もっと観光資源として利用しようという声がチェス王室の中で高まり,有識者を集めた諮問委員会で振興策を検討することになった。委員の一人として招かれたハンプティダンプティが言う。「温泉に至る途中の山道も風光明媚だから,それを活用しない手はありませんな。……うーむ,まず山道の入り口には建設中の博物館があり,途中には物言う花々が咲き誇る公園もあります。あの花たちはちょっとやかましい気もしますけど,他にも観光ポイントになるものがいくつかあるので,最近のはやりに便乗して,それらを巡る景品付きのスタンプラリーというのはどうですかな」。

調べてみると,博物館,公園,温泉を含めてスタンプを預けておけそうな事務所がある観光ポイントが全部で8カ所見つかった。

ところが,王室代表の白の騎士が難点を指摘した。「スタンプラリーで仮に全ポイントを巡るとして,博物館を皮切りにあとは,順に北へ北へポイントを辿っていけば,最後に温泉に着いた時には自然にスタンプが集まっているということになります。もっと面白みのあるような企画はないですかね」。

「うーむ」と全委員が考え込んだが,やがて,大工が次のように提案した。「山道自体は,それほど勾配がきついわけでもなく,途中の風景も美しいので散歩にはうってつけですな。最近は健康志向を心掛ける人も多いから,長く散歩を楽しんでもらうという意味でこうしたらどうでしょう。ラリー参加者はスタンプ台帳に各観光ポイントのスタンプを押してもらうわけですが,8種のスタンプは必ず左詰めで順に押していく。そうすれば,どの順にどのポイントを巡ったかの記録が残りますね。すると,参加者がスタンプラリーを通して歩いた距離の合計がわかりますから,その距離に応じて景品に差をつけるというのは,いかがですか」。

委員会はおおむねその案でまとまり,長く歩いた人には短い人よりよい景品を出すことになった。

ここで今月号の問題だ。観光ポイントは8つあるので,南から北へAからHまでの記号を振ることにしよう。

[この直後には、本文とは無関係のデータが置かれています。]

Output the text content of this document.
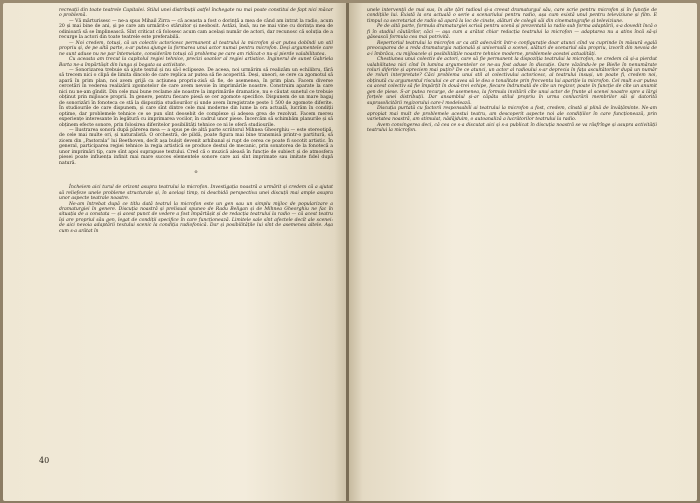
recreații din toate teatrele Capitalei. Stilul unei distribuții astfel închegate nu mai poate constitui de fapt nici măcar o problemă.

— Vă mărturisesc — ne-a spus Mihail Zirra — că aceasta a fost o dorință a mea de când am intrat la radio, acum 20 și mai bine de ani, și pe care am urmărit-o stăruitor și neobosit. Astăzi, însă, nu ne mai vine cu dorința mea de odinioară să se împlinească. Sînt criticat că folosesc acum cam același număr de actori, dar recunosc că soluția de a recurge la actori din toate teatrele este preferabilă.

— Noi credem, totuși, că un colectiv actoricesc permanent al teatrului la microfon și-ar putea dobîndi un stil propriu și, de pe altă parte, s-ar putea ajunge la formarea unui actor numai pentru microfon. Deși argumentele care ne sunt aduse nu ne par întemeiate, considerăm totuși că problema pe care am ridicat-o nu-și pierde valabilitatea.

Cu aceasta am trecut la capitolul regiei tehnice, precizi soanlor al regiei artistice. Inginerul de sunet Gabriela Barta ne-a împărtășit din lunga și bogata sa activitate.

— Sonorizarea trebuie să ajute textul și nu să-l eclipseze. De aceea, noi urmărim să realizăm un echilibru, fără să trecem nici o clipă de limita dincolo de care replica ar putea să fie acoperită. Deși, uneori, se cere ca zgomotul să apară în prim plan, noi avem grijă ca acțiunea propriu-zisă să fie, de asemenea, în prim plan. Facem diverse cercetări în vederea realizării zgomotelor de care avem nevoie în imprimările noastre. Construim aparate la care nici nu ne-am gîndit. Din cele mai bune reclame ale noastre la imprimările dramatice, nu e căutat sunetul ce trebuie obținut prin mijloace proprii. În genere, pentru fiecare piesă se cer zgomote specifice. Dispunem de un mare bagaj de sonorizări în fonoteca ce stă la dispoziția studiourilor și unde avem înregistrate peste 1 500 de zgomote diferite. În studiourile de care dispunem, și care sînt dintre cele mai moderne din lume la ora actuală, lucrăm în condiții optime, dar problemele tehnice ce se pun sînt deosebit de complexe și adesea grea de rezolvat. Facem mereu experiențe interesante în legătură cu imprimarea vocilor, în cadrul unor piese. Încercăm să schimbăm planurile și să obținem efecte sonore, prin folosirea diferitelor posibilități tehnice ce ni le oferă studiourile.

— Ilustrarea sonoră după părerea mea — a spus pe de altă parte scriitorul Mihnea Gheorghiu — este stereotipă, de cele mai multe ori, și naturalistă. O orchestră, de pildă, poate figura mai bine transmisă printr-o partitură, să zicem din „Pastorala” lui Beethoven, decît așa bulșit devenit arhibanal și rupt de cerea ce poate fi socotit artistic. În general, participarea regiei tehnice la regia artistică se produce destul de mecanic, prin sonatorea de la fonotecă a unor imprimări tip, care sînt apoi suprapuse textului. Cred că o muzică aleasă în funcție de subiect și de atmosfera piesei poate influența infinit mai mare succes elementele sonore care azi sînt imprimate sau imitate fidel după natură.

o

Încheiem aici turul de orizont asupra teatrului la microfon. Investigația noastră a urmărit și credem că a ajutat să reliefeze unele probleme structurale și, în același timp, ni deschidă perspectiva unei discuții mai ample asupra unor aspecte teatrale noastre.

Ne-am întrebat după ce titlu dată teatrul la microfon este un gen sau un simplu mijloc de popularizare a dramaturgiei în genere. Discuția noastră și prelisual spuneo de Radu Beligan și de Mihnea Gheorghiu ne fac în situația de a constata — și acest punct de vedere a fost împărtășit și de redacția teatrului la radio — că acest teatru își are propriul său gen, legat de condiții specifice în care funcționează. Limitele sale sînt afectele decît ale scenei: de aici nevoia adaptării textului scenic la condiția radiofonică. Dar și posibilitățile lui sînt de asemenea altele. Așa cum s-a arătat în

40

unele intervenții de mai sus, în alte țări radioul și-a creeat dramaturgul său, care scrie pentru microfon și în funcție de condițiile lui. Există la ora actuală o serie a scenariului pentru radio, așa cum există unul pentru televiziune și film. E timpul ca secretariat de radio să apară la loc de cinste, alături de colegii săi din cinematografie și televiziune.

Pe de altă parte, formula dramaturgiei scrisă pentru scenă și prezentată la radio sub forma adaptării, s-a dovedit încă o fi în stadiul căutărilor, căci — așa cum a arătat chiar redacția teatrului la microfon — adaptarea nu a atins încă să-și găsească formula cea mai potrivită.

Repertoriul teatrului la microfon ar ca atît adecvărit într-o configurație doar atunci cînd va cuprinde în măsură egală preocuparea de a reda dramaturgia națională și universală a scenei, alături de scenariul său propriu, izvorît din nevoia de a-i îmbrăca, cu mijloacele și posibilitățile noastre tehnice moderne, problemele acestei actualități.

Chestiunea unui colectiv de actori, care să fie permanent la dispoziția teatrului la microfon, ne credem că și-a pierdut valabilitatea nici cînd în lumina argumentelor ce ne-au fost aduse în discuție. Oare văzându-le pe Bielle în nenumărate roluri diferite și apreciem mai puțin? De ce atunci, un actor al radioului s-ar deprecia în fața ascultătorilor după un număr de roluri interpretate? Căci problema unui stil al colectivului actoricesc, al teatrului insuși, un poate fi, credem noi, obținută cu argumentul riscului ce ar avea să le dea o tonalitate prin frecventa lui apariție la microfon. Cel mult s-ar putea ca acest colectiv să fie împărțit în două-trei echipe, fiecare îndrumată de cîte un regizor, poate în funcție de cîte un anumit gen de piese. S-ar putea recurge, de asemenea, la formula invitării cîte unui actor de frunte al scenei noastre spre a lărgi forțele unei distribuții. Dar ansamblul și-ar căpăta stilul propriu în urma conlucrării membrilor săi și datorită suprasolicitării regizorului care-l modelează.

Discuția purtată cu factorii responsabili ai teatrului la microfon a fost, credem, cînstă și plină de învățăminte. Ne-am apropiat mai mult de problemele acestui teatru, am descoperit aspecte noi ale condițiilor în care funcționează, prin varietatea noastră, am stimulat, nădăjduim, o autoanaliză a lucrătorilor teatrului la radio.

Avem convingerea deci, că cea ce s-a discutat aici și s-a publicat în discuția noastră se va răsfrînge și asupra activității teatrului la microfon.
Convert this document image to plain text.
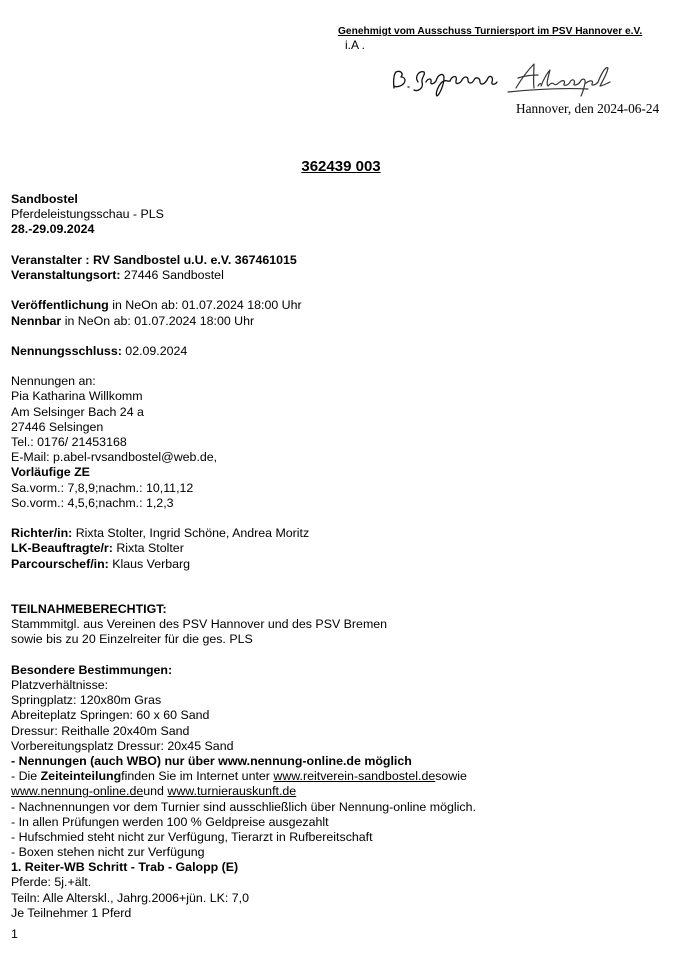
Genehmigt vom Ausschuss Turniersport im PSV Hannover e.V.
i.A .
Hannover, den 2024-06-24
362439 003
Sandbostel
Pferdeleistungsschau - PLS
28.-29.09.2024
Veranstalter : RV Sandbostel u.U. e.V. 367461015
Veranstaltungsort: 27446 Sandbostel
Veröffentlichung in NeOn ab: 01.07.2024 18:00 Uhr
Nennbar in NeOn ab: 01.07.2024 18:00 Uhr
Nennungsschluss: 02.09.2024
Nennungen an:
Pia Katharina Willkomm
Am Selsinger Bach 24 a
27446 Selsingen
Tel.: 0176/ 21453168
E-Mail: p.abel-rvsandbostel@web.de,
Vorläufige ZE
Sa.vorm.: 7,8,9;nachm.: 10,11,12
So.vorm.: 4,5,6;nachm.: 1,2,3
Richter/in: Rixta Stolter, Ingrid Schöne, Andrea Moritz
LK-Beauftragte/r: Rixta Stolter
Parcourschef/in: Klaus Verbarg
TEILNAHMEBERECHTIGT:
Stammmitgl. aus Vereinen des PSV Hannover und des PSV Bremen
sowie bis zu 20 Einzelreiter für die ges. PLS
Besondere Bestimmungen:
Platzverhältnisse:
Springplatz: 120x80m Gras
Abreiteplatz Springen: 60 x 60 Sand
Dressur: Reithalle 20x40m Sand
Vorbereitungsplatz Dressur: 20x45 Sand
- Nennungen (auch WBO) nur über www.nennung-online.de möglich
- Die Zeiteinteilungfinden Sie im Internet unter www.reitverein-sandbostel.desowie
www.nennung-online.deund www.turnierauskunft.de
- Nachnennungen vor dem Turnier sind ausschließlich über Nennung-online möglich.
- In allen Prüfungen werden 100 % Geldpreise ausgezahlt
- Hufschmied steht nicht zur Verfügung, Tierarzt in Rufbereitschaft
- Boxen stehen nicht zur Verfügung
1. Reiter-WB Schritt - Trab - Galopp (E)
Pferde: 5j.+ält.
Teiln: Alle Alterskl., Jahrg.2006+jün. LK: 7,0
Je Teilnehmer 1 Pferd
1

最短のスタンプラリー・ルートは明らかで,Aの博物館から始めて,B, C,……とHの温泉まで順にスタンプを集めていくことだ。では,最長はどうなるだろうか? なお,隣接する観光ポイント間の距離は南から順に,0.4,0.3,0.6,0.5,0.9,0.5,0.6で, 単位はすべてkmとする。

最短のコース長は,考えるまでもなく0.4+0.3+0.6+0.5+0.9+0.5+0.6=3.8kmだが,ポイントを巡る順番を変えることでこれをどこまで伸ばせるだろうか? もちろんAからBとCをとばして先にDへ行く場合でも,特別な近道などは存在しないから,0.4+0.3+0.6=1.3km 歩くことになる。